Promise and Compromise

You’ve probably had the  experience where through the diverse objectives and perspectives of the people on your team, what you set out to create and what you got where not exactly the same.   As concessions are made to reach a point of consensus, a completely different animal begins to takes shape.

It has been said that “a camel is horse designed by a committee.”

Interestingly, having researched this much quoted maxim, there is no true consensus on  WHO actually said it first. 

As leaders, be it in our home, in our business, or  in our community, we are often in a position requiring a promise or commitment.  In many cases, to keep that promise or commitment will require the help of others, and often to get that help, you face a compromise.

When you look at the definition of the words as indicated in the links above, I found something interesting. They both come from the same Latin root – promissus which means to send forth and compromissus which means to send forth mutually  or together.

Over the last two years, watching national and world events, I have seen many examples of this, but no better examples than what we have all watched unfold in Washington D.C.

Throughout 2008, we heard a lot of promises from candidates ranging from local offices up to the highest office in the land.  But, then that is to be expected.  We as a people have come to elect people based on what they say they will do as opposed to what they have done or what they can actually do.  Seem confusing? Here is an example…

On January 11, 2009, the New York Times published a list of Candidate Obama’s Campaign Promises.  They made a truly impressive list.  Yet for the most part, the list was a list of objectives that acting alone, no U.S. President could keep.  (To be fair, if you go back to the ‘promises’ made by the other side, the list was equally impressive and if acting alone, equally unsupported.)   For the reality is, in the United States, we have a system of checks and balances between the Executive Branch, Congress, and The Judiciary.  The Legislative branch makes the law. The Executive branch executes the law. The Judicial branch interprets the law. Each branch has an effect on the other and for any campaign promise to be kept, all three must be in agreement.
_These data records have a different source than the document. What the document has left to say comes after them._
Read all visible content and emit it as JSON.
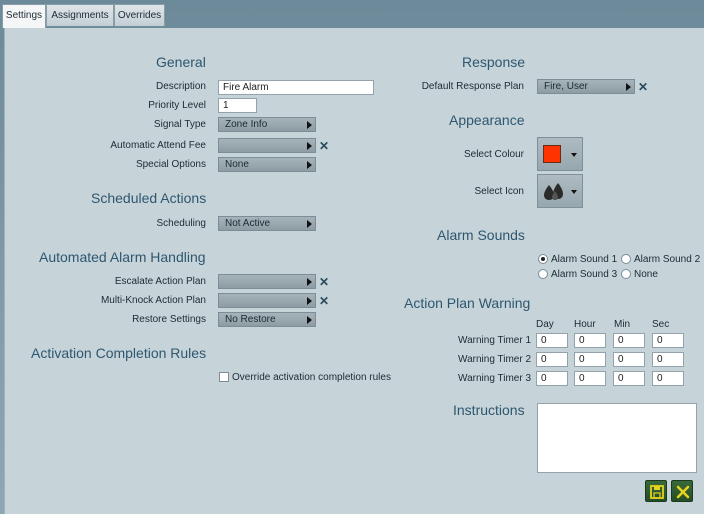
{
  "tabs": [
    {
      "label": "Settings",
      "active": true
    },
    {
      "label": "Assignments",
      "active": false
    },
    {
      "label": "Overrides",
      "active": false
    }
  ],
  "general": {
    "title": "General",
    "description_label": "Description",
    "description_value": "Fire Alarm",
    "priority_label": "Priority Level",
    "priority_value": "1",
    "signal_type_label": "Signal Type",
    "signal_type_value": "Zone Info",
    "attend_fee_label": "Automatic Attend Fee",
    "attend_fee_value": "",
    "special_options_label": "Special Options",
    "special_options_value": "None"
  },
  "scheduled": {
    "title": "Scheduled Actions",
    "scheduling_label": "Scheduling",
    "scheduling_value": "Not Active"
  },
  "automated": {
    "title": "Automated Alarm Handling",
    "escalate_label": "Escalate Action Plan",
    "escalate_value": "",
    "multiknock_label": "Multi-Knock Action Plan",
    "multiknock_value": "",
    "restore_label": "Restore Settings",
    "restore_value": "No Restore"
  },
  "activation": {
    "title": "Activation Completion Rules",
    "override_label": "Override activation completion rules",
    "override_checked": false
  },
  "response": {
    "title": "Response",
    "plan_label": "Default Response Plan",
    "plan_value": "Fire, User"
  },
  "appearance": {
    "title": "Appearance",
    "colour_label": "Select Colour",
    "colour_value": "#ff3300",
    "icon_label": "Select Icon",
    "icon_name": "fire-drops-icon"
  },
  "alarm_sounds": {
    "title": "Alarm Sounds",
    "options": [
      "Alarm Sound 1",
      "Alarm Sound 2",
      "Alarm Sound 3",
      "None"
    ],
    "selected": "Alarm Sound 1"
  },
  "action_plan_warning": {
    "title": "Action Plan Warning",
    "columns": [
      "Day",
      "Hour",
      "Min",
      "Sec"
    ],
    "rows": [
      {
        "label": "Warning Timer 1",
        "values": [
          "0",
          "0",
          "0",
          "0"
        ]
      },
      {
        "label": "Warning Timer 2",
        "values": [
          "0",
          "0",
          "0",
          "0"
        ]
      },
      {
        "label": "Warning Timer 3",
        "values": [
          "0",
          "0",
          "0",
          "0"
        ]
      }
    ]
  },
  "instructions": {
    "title": "Instructions",
    "value": ""
  },
  "colors": {
    "panel_bg": "#c6d4d9",
    "section_title": "#2e5670",
    "action_green": "#2f5e32"
  }
}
To reach that agreement, there often must be concessions and compromises before we can move forward together.  It can be challenging to get TWO people to agree on a contentious issue.  Imagine how much harder it becomes when you are looking at creating consensus among one President, 100 Senators, 435 Congressional Representatives, and ultimately if needed 9 Supreme Court Justices.  Add to that truly monumental challenges like access to affordable healthcare, a less than popular war, a financial collapse, a national deficit so large that the numbers can not be conceived by the average person, and some of our largest states on the verge of financial insolvency. 
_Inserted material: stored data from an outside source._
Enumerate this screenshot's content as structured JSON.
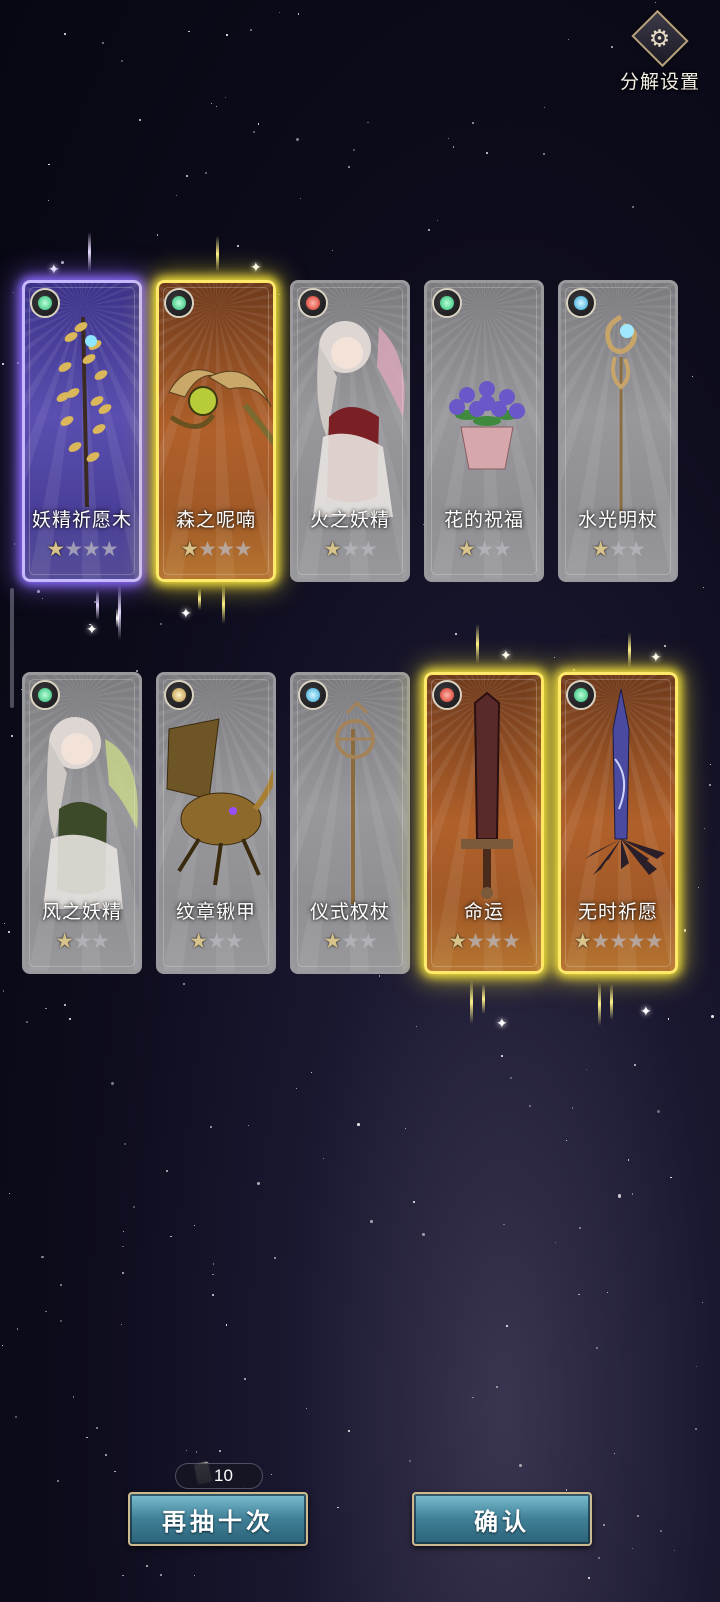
{
  "settings": {
    "label": "分解设置",
    "icon": "gear-icon"
  },
  "cards": [
    {
      "name": "妖精祈愿木",
      "element": "wind",
      "rarity": "purple",
      "stars_filled": 1,
      "stars_total": 4,
      "art": "fairy-branch-staff"
    },
    {
      "name": "森之呢喃",
      "element": "wind",
      "rarity": "gold",
      "stars_filled": 1,
      "stars_total": 4,
      "art": "twin-crescent-blades"
    },
    {
      "name": "火之妖精",
      "element": "fire",
      "rarity": "silver",
      "stars_filled": 1,
      "stars_total": 3,
      "art": "fire-fairy-girl"
    },
    {
      "name": "花的祝福",
      "element": "wind",
      "rarity": "silver",
      "stars_filled": 1,
      "stars_total": 3,
      "art": "flower-pot"
    },
    {
      "name": "水光明杖",
      "element": "water",
      "rarity": "silver",
      "stars_filled": 1,
      "stars_total": 3,
      "art": "water-light-staff"
    },
    {
      "name": "风之妖精",
      "element": "wind",
      "rarity": "silver",
      "stars_filled": 1,
      "stars_total": 3,
      "art": "wind-fairy-girl"
    },
    {
      "name": "纹章锹甲",
      "element": "earth",
      "rarity": "silver",
      "stars_filled": 1,
      "stars_total": 3,
      "art": "crest-beetle"
    },
    {
      "name": "仪式权杖",
      "element": "water",
      "rarity": "silver",
      "stars_filled": 1,
      "stars_total": 3,
      "art": "ritual-scepter"
    },
    {
      "name": "命运",
      "element": "fire",
      "rarity": "gold",
      "stars_filled": 1,
      "stars_total": 4,
      "art": "fate-greatsword"
    },
    {
      "name": "无时祈愿",
      "element": "wind",
      "rarity": "gold",
      "stars_filled": 1,
      "stars_total": 5,
      "art": "timeless-spear"
    }
  ],
  "draw_cost": {
    "icon": "ticket-icon",
    "value": "10"
  },
  "buttons": {
    "draw_again": "再抽十次",
    "confirm": "确认"
  },
  "colors": {
    "purple_glow": "#8b6cff",
    "gold_glow": "#f6e43a",
    "button_teal": "#3f7f97",
    "button_border": "#cdb98f"
  }
}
Looking at it from that perspective, does it come as a surprise that concessions and trade offs are being made to get ANYTHING accomplished? 

Over lunch with a friend last week, we were discussing what it takes to get things done.  Not just in Washington, but in our businesses and in our communities.  Often, no matter what you do, no one is completely happy with the final result.  In life, just as in Washington, there are trade offs and compromises that must often be made to that we can move forward.  In one way or another, progress comes at a price.

The true challenge, as individuals and leaders, is to have a clear understanding, BEFORE you make a promise, of what will be needed to gain consensus and to get all the support you need to make it happen.  Otherwise, instead of ending up with a sleek and agile Horse, you just may end up spending your days with a Camel!